動物香料であるカストリウムのせいか優しさだけでなく力強い野性味や男っぽさも感じられます。男性がつけても素敵だと思いますよ。むしろ家を遠く離れた冒険野郎にこそ必要な香りに思えます。
私は春夏にはシャネルの19番、秋冬には夜間飛行を使っています。涼しい香りと温かい香りの衣替えみたいな感じです。どちらもユニセックスで野生的な雰囲気が似ています。フェミニンなものに照れてしまって馴染めない自分にはこういう方が落ち着くんです。
【小説『夜間飛行』と合わせて】
黄昏時の情景をモチーフにルール・ブルーを作ったジャック・ゲランのことを思いながらサンテグジュペリの『夜間飛行』を読むと、彼がこの小説のどの部分を香りで表現しようとしたのか分かります。
『夜間飛行』は航空事業の黎明期に、夜間定期便を確立すべく苦闘を続ける男たちの物語です。まだレーダーも実装されていない時代、途切れ途切れの無線を頼りに真っ暗闇の中で孤独なフライトを行うパイロットたち。ほんの些細なミスで老練整備士がクビにされる非情な職場。彼らは互いへの友愛の感情を押し殺し、冷徹に働くのです。ひとえにパイロットの生命を守るため。
パイロットが暗闇の中に探し求める地上の家灯り。そこには彼らが熱望しつつも犠牲にせざるを得ない人間らしい暮らしの温かさがあります。そして、恐ろしい闇の世界に終わりを告げる夜明けの黄金の光。
ジャック・ゲランの興味を引いたのはおそらくこのような光の描写でしょう。生活の光、生命の光。しかも彼は光そのものといった明るい香りにはせず、分厚い霧の向こうに光を垣間見るような独特の暗さを出しています。小説の男たちの視点です。
湿った南国の風のようなトップノートはパイロットを死闘に追いやった颶風(ぐふう)の前触れを思い起こさせます。
飛行機のプロペラをモチーフにしたアール・デコ様式のボトルデザインはあまりに有名ですが、『夜間飛行』を読んでから改めて見ると色々と考えさせられます。

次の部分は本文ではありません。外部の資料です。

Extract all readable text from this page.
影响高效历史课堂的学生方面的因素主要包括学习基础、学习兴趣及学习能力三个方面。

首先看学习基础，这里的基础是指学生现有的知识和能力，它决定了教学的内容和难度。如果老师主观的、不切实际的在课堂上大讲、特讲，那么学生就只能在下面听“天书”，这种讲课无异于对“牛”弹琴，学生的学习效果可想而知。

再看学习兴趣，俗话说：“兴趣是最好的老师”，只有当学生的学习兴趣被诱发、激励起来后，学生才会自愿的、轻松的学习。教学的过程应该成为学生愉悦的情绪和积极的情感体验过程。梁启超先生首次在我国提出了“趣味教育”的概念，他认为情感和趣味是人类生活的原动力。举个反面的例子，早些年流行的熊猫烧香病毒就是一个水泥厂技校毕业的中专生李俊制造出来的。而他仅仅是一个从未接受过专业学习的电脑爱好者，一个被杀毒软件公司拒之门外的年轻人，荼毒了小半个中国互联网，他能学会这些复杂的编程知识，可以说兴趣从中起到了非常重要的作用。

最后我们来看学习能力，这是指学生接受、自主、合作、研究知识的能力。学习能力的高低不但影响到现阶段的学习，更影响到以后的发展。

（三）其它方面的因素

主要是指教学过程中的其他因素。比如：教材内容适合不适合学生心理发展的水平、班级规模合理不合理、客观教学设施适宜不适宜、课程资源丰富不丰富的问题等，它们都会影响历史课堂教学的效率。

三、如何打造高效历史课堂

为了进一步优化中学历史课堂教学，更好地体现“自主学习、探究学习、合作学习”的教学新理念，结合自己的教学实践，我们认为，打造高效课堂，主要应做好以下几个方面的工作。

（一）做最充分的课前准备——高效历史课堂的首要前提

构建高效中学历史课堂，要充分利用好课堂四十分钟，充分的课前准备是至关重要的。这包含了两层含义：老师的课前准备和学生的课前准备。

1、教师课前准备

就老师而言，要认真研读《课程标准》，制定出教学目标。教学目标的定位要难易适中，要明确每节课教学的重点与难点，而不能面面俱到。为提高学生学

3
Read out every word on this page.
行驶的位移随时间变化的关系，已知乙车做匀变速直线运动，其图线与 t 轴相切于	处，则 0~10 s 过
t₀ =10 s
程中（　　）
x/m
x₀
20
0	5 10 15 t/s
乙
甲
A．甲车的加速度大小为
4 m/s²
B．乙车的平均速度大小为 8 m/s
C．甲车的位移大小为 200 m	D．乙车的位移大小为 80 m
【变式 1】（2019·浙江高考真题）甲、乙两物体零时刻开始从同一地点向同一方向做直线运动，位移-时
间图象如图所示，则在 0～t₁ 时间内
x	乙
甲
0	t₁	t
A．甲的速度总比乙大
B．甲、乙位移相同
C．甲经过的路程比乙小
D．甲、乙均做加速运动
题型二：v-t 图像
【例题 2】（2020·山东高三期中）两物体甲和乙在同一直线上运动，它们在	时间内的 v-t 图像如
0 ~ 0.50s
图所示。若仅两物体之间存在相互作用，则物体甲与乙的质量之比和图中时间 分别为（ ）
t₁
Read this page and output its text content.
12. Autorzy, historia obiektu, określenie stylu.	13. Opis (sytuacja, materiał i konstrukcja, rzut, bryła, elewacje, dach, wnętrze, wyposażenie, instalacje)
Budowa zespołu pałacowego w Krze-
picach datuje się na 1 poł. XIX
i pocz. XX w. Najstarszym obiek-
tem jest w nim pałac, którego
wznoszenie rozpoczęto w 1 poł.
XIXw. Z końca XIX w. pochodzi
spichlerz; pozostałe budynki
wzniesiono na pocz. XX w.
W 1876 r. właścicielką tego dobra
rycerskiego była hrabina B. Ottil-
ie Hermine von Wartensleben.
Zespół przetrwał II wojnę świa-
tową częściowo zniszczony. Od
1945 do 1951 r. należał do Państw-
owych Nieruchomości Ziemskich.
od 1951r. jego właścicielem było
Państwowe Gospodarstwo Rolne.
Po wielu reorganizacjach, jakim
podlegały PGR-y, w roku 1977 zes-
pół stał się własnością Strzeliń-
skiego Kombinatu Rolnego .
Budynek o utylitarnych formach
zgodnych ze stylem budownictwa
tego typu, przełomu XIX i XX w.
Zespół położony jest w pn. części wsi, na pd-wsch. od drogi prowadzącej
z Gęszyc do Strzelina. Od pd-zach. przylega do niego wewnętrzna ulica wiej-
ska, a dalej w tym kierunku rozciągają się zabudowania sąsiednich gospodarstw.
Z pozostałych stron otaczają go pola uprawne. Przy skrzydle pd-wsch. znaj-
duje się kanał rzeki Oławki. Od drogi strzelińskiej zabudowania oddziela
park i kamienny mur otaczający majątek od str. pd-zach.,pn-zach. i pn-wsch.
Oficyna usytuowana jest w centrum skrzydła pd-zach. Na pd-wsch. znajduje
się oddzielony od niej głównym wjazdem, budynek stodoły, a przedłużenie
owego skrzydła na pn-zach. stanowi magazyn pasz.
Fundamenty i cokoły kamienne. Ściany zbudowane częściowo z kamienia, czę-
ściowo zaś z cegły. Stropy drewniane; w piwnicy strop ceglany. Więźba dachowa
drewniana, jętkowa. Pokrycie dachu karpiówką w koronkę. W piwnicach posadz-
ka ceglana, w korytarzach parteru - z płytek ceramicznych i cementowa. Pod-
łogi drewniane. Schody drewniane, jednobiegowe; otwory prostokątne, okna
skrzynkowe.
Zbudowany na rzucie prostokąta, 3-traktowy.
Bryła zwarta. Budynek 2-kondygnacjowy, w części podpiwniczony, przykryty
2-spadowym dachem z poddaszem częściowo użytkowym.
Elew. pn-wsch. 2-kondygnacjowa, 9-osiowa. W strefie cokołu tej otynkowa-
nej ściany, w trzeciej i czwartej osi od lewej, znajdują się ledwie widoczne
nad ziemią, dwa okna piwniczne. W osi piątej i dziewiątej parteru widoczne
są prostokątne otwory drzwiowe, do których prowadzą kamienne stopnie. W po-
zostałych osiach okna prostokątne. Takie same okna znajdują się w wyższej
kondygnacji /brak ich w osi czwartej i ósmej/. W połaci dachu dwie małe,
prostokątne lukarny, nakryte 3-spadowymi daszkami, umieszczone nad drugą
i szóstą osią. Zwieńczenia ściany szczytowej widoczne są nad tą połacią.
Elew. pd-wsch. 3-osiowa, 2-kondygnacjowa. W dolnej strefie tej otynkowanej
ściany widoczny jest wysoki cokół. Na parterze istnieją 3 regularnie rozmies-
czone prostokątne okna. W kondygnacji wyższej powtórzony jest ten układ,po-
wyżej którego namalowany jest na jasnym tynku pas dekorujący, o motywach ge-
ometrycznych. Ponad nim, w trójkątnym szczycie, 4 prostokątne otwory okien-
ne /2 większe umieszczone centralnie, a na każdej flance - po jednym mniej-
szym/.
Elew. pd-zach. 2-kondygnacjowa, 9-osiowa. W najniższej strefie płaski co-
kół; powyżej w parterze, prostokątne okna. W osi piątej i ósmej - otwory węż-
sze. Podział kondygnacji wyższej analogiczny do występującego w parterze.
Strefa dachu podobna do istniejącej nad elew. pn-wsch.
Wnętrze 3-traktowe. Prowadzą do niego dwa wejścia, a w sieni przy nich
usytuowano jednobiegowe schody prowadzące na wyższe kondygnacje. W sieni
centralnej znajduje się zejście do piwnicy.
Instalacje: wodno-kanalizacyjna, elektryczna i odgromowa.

Vol de Nuit(夜間飛行)と綴られた金属板が白銀でも銅でもなく金色であるのは、小説のなかで繰り返し描かれる夜明けの黄金の光を表しているのかなと思いました。
そして、ボトルを裏返してみればそこに大きな太陽が彫られているではないですか。物語の男たちが待ち焦がれる夜明けの光ですよ。
こうやって物語と結びつき、次から次へと浪漫を掻き立ててくれる香水はなかなかありません。傑作です。